Identificamos dois momentos fundamentais da produção do móvel Neocolonial que estiveram relacionados diretamente com as transformações socioculturais ocorridas no país na época. Destacamos o quanto o contexto nacional, envolvido em questões como o Centenário de Independência do Brasil, a Revolução de 1930 e a instauração do Estado Novo dialogaram com os valores nacionalistas do Movimento Neocolonial. Relacionamos, perante esse foco, o mobiliário Neocolonial ao contexto de modernidade da época, considerando sua participação e contribuição para a construção da tradição nacional brasileira, diante do qual concluímos nossos questionamentos.

A partir do pensamento e da manifestação mobiliária Neocolonial, este estudo mostra como o estilo participou e interagiu com o cenário de transformações do país, principalmente da capital carioca, na primeira metade do século XX. Considerado como mais um elemento na construção histórica nacional, o móvel Neocolonial congregava os conceitos artísticos em voga na cidade do Rio de Janeiro da época aos valores mobiliários atribuídos à sua produção. Bem como as expectativas que os cidadãos nutriam para o país, a proposta Neocolonial buscava a modernidade através do resgate da tradição brasileira, a emancipação artística através da criação de um novo estilo e o futuro através do reconhecimento da história nacional.

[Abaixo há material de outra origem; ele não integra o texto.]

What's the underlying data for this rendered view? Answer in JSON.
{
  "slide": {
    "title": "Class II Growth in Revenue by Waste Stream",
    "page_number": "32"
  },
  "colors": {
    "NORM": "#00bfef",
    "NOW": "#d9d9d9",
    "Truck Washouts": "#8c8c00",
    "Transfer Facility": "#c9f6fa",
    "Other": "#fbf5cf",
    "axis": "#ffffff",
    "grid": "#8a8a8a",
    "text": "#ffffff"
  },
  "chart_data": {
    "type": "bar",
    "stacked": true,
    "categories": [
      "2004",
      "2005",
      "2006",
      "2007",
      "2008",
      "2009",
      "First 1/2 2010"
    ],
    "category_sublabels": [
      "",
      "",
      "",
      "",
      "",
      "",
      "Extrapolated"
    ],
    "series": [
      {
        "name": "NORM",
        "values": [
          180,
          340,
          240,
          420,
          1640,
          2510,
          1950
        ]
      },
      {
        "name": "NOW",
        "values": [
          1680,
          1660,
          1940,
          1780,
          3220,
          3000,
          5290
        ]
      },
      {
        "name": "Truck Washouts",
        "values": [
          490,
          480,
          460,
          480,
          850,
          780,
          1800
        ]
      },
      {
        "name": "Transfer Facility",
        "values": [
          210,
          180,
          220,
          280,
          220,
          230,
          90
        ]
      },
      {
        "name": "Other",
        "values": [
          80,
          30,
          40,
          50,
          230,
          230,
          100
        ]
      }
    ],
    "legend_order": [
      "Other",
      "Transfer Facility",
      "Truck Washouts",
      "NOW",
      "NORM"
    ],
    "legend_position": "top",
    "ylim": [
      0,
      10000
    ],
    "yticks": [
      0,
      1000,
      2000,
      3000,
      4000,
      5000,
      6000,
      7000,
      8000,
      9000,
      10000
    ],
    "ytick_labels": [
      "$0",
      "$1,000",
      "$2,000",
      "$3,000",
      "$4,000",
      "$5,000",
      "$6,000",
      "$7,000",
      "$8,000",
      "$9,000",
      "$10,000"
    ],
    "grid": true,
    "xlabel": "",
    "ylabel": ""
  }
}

[1] Como os livros O Móvel no Brasil: origens, evolução e características (1985) e O Móvel do Século XIX no Brasil (1989), de Tilde Canti.

[2] Como a publicação Móvel Moderno no Brasil (1995) de Maria Cecília Loschiavo dos Santos.

[3] Segue em Anexo 2 – Textos (pág 122) o questionário elaborado com o intuito de levantar informações a partir dos antiquários sobre os móveis Neocoloniais e a listagem dos Antiquários cariocas visitados em nossa pesquisa de campo.

[4] Além dos antiquários, tivemos acesso ao móvel Neocolonial através de coleções públicas e particulares de onde pudemos levantar um total de cerca de 115 móveis no estilo registrados em mais de 150 fotografias.

[5] “A Invenção das Tradições” (Eric Hobsbawn e Terence Ranger, 1984) e “Era dos Extremos: o breve século XX: 1914-1991” (Eric Hobsbawn, 1995).

[6] COMPAGNON, Antoine. Os cinco paradoxos da modernidade. Belo Horizonte: Ed UFMG, 1996, p15.

[7] Países como Colômbia, México, Uruguai, Paraguai, Peru, Venezuela, Chile, Equador, Argentina, Bolívia, Guatemala, Panamá, Cuba, Porto Rico, República Dominicana, Costa Rica, Honduras e Estados Unidos desenvolveram o estilo Neocolonial de acordo com a publicação do Seminário “El Colonial en America Latina”, coordenado por Aracy Amaral (1994).

[8] Artigo “Móveis, decoração, estilo”, autor anônimo, Revista A Casa, janeiro de 1944, p 15.